İşte bu yüzden 2013 yılı Gezi şokundan beri gençleri değil körpe dimağları hedef alıyor AKP. Ağacı yaşken eğmek istiyor. 2013 yılında faaliyetlerine başlayan diyanet kreşleri bugün MEB’in kreşlerinden fazla. Cemaatlere bağlı açılan kreşler var bir de, onlar bu kreşlere sıbyan mektebi diyorlar. MEB bu kreşleri denetlenmek şöyle dursun özellikle görmezden geliyor. İşe yarıyor mu peki, gerçekten dindar bir nesil yetişiyor mu? Bugün mütedeyyin aileler bile müdahale edemiyorlar kendi çocuklarına, müdahale etmek şöyle dursun, onlar yumuşuyorlar. AKP döneminde yetişmiş gençler AKP’nin eğitim politikasına nasıl cevap veriyor? Kaçarak. Umutsuzca kaçarak. AKP’li aileler çocuklarını İmam Hatiplere mi gönderiyor koşa koşa? Azıcık durumu yerinde olan koleje, daha iyi durumda olan yurt dışına gönderiyor. AKP kültürel dönüşümü geriye sarmayı başaramadı.

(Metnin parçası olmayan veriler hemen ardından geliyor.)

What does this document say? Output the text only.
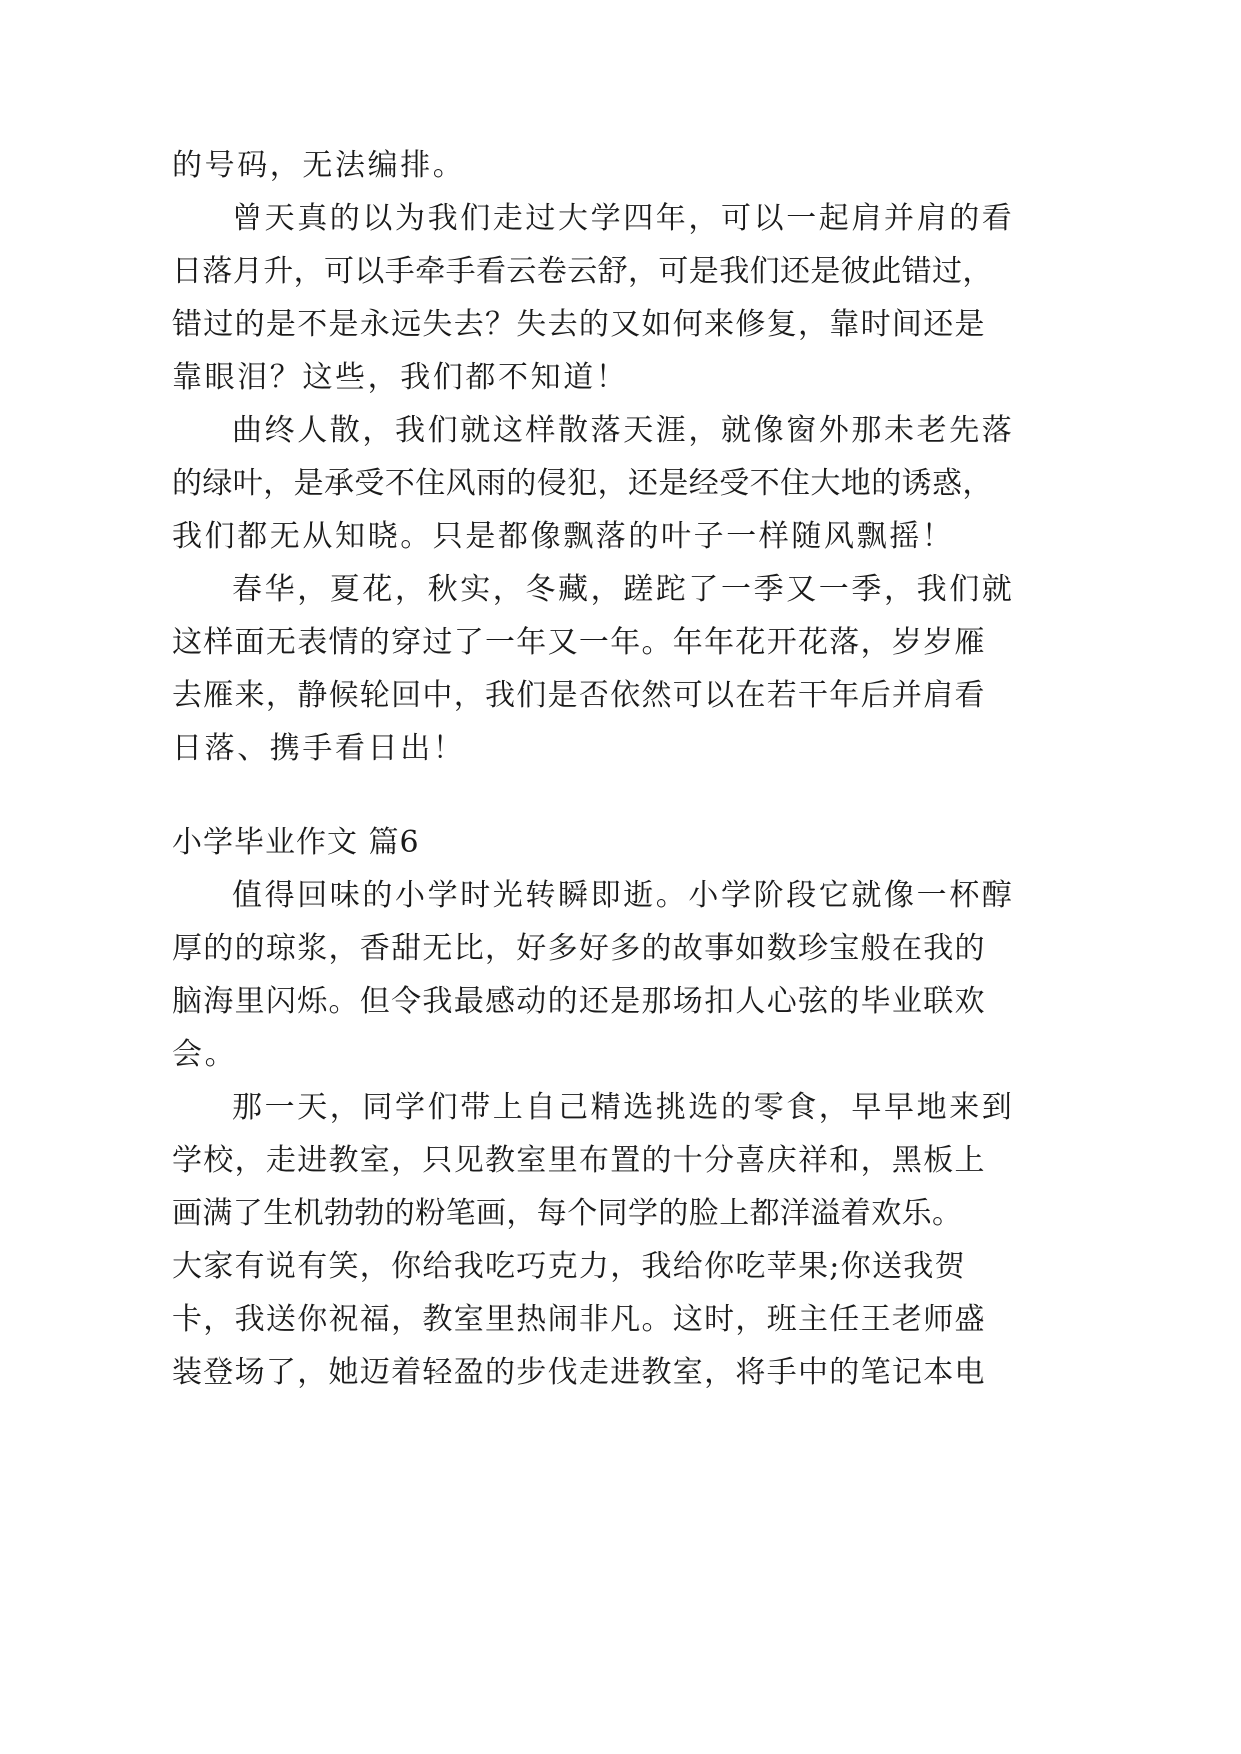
的号码，无法编排。
曾天真的以为我们走过大学四年，可以一起肩并肩的看
日落月升，可以手牵手看云卷云舒，可是我们还是彼此错过，
错过的是不是永远失去？失去的又如何来修复，靠时间还是
靠眼泪？这些，我们都不知道！
曲终人散，我们就这样散落天涯，就像窗外那未老先落
的绿叶，是承受不住风雨的侵犯，还是经受不住大地的诱惑，
我们都无从知晓。只是都像飘落的叶子一样随风飘摇！
春华，夏花，秋实，冬藏，蹉跎了一季又一季，我们就
这样面无表情的穿过了一年又一年。年年花开花落，岁岁雁
去雁来，静候轮回中，我们是否依然可以在若干年后并肩看
日落、携手看日出！
小学毕业作文 篇6
值得回味的小学时光转瞬即逝。小学阶段它就像一杯醇
厚的的琼浆，香甜无比，好多好多的故事如数珍宝般在我的
脑海里闪烁。但令我最感动的还是那场扣人心弦的毕业联欢
会。
那一天，同学们带上自己精选挑选的零食，早早地来到
学校，走进教室，只见教室里布置的十分喜庆祥和，黑板上
画满了生机勃勃的粉笔画，每个同学的脸上都洋溢着欢乐。
大家有说有笑，你给我吃巧克力，我给你吃苹果;你送我贺
卡，我送你祝福，教室里热闹非凡。这时，班主任王老师盛
装登场了，她迈着轻盈的步伐走进教室，将手中的笔记本电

PEKİ, BİZ MUTSUZUZ DA AKP SEÇMENİ ÇOK MU MUTLU ŞUAN YAŞADIĞI HAYATTAN?

Toplumun bugün karpuz gibi ortadan yarıldığını düşünmüyorum demiştim yazının başında, onu açayım. AKP bir süzgeç, süzerek ayırdı bugün bizi birbirimizden. Cumhuriyetle incelenler, modern dünyaya uyum sağlayanlar süzülüverdi elekten, Cumhuriyetten beri dışlanan ve kendi mahallesinde alışık olduğu yaşam biçimini muhafaza edenler kaldı elekte.

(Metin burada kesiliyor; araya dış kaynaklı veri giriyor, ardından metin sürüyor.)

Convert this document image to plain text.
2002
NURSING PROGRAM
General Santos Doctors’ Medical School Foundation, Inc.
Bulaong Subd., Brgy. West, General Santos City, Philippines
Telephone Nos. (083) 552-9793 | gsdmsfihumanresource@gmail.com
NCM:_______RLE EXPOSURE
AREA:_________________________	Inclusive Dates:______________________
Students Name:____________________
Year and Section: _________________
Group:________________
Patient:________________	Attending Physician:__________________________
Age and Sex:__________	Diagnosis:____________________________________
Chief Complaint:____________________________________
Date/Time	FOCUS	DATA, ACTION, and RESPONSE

Saltanat kaldırıldığı günden beri haksızlığa uğradığını, devletten uzaklaştırıldığını düşünüyordu halkın bir kısmı. Devrimler onların dini yaşam biçimine uygun değildi. Kadınlarının giyim kuşamına uygun değildi. Kızlarını okutmak istemediler başta. Gittikleri tekkeler kapatıldı, dinledikleri ezan değişti ve onlar değişmektense daha da içlerine kapandılar. Dönem dönem sağ partiler sayesinde umutlandılar. Cemaatleriyle birlikte onlar da muhatap alındılar ta ki, 28 Şubat’a kadar.

28 Şubat döneminde “bir daha asla bu ülkede devlete yaklaşamayacaksınız” azarını işitti mütedeyyin kesim, kendisini sahipsiz ve ümitsiz hissetmeye başladı. Askeriyede başörtüsüyle kendi çocuğunun yemin törenini bile izleyemiyor, üniversitelerde başörtüsüyle okuyamıyor, devlet kadrolarında rol yapmadığı müddetçe dışlanıyor. Devletten aldığı güçle laik kesim sosyal hayatta onları aşağı görüyor, ötekileştiriyordu. Protestolar işe yaramıyor, kimse seslerini duymuyordu. Devlet erki şöyle buyurdu bütün mızmızlanmalarının üzerine.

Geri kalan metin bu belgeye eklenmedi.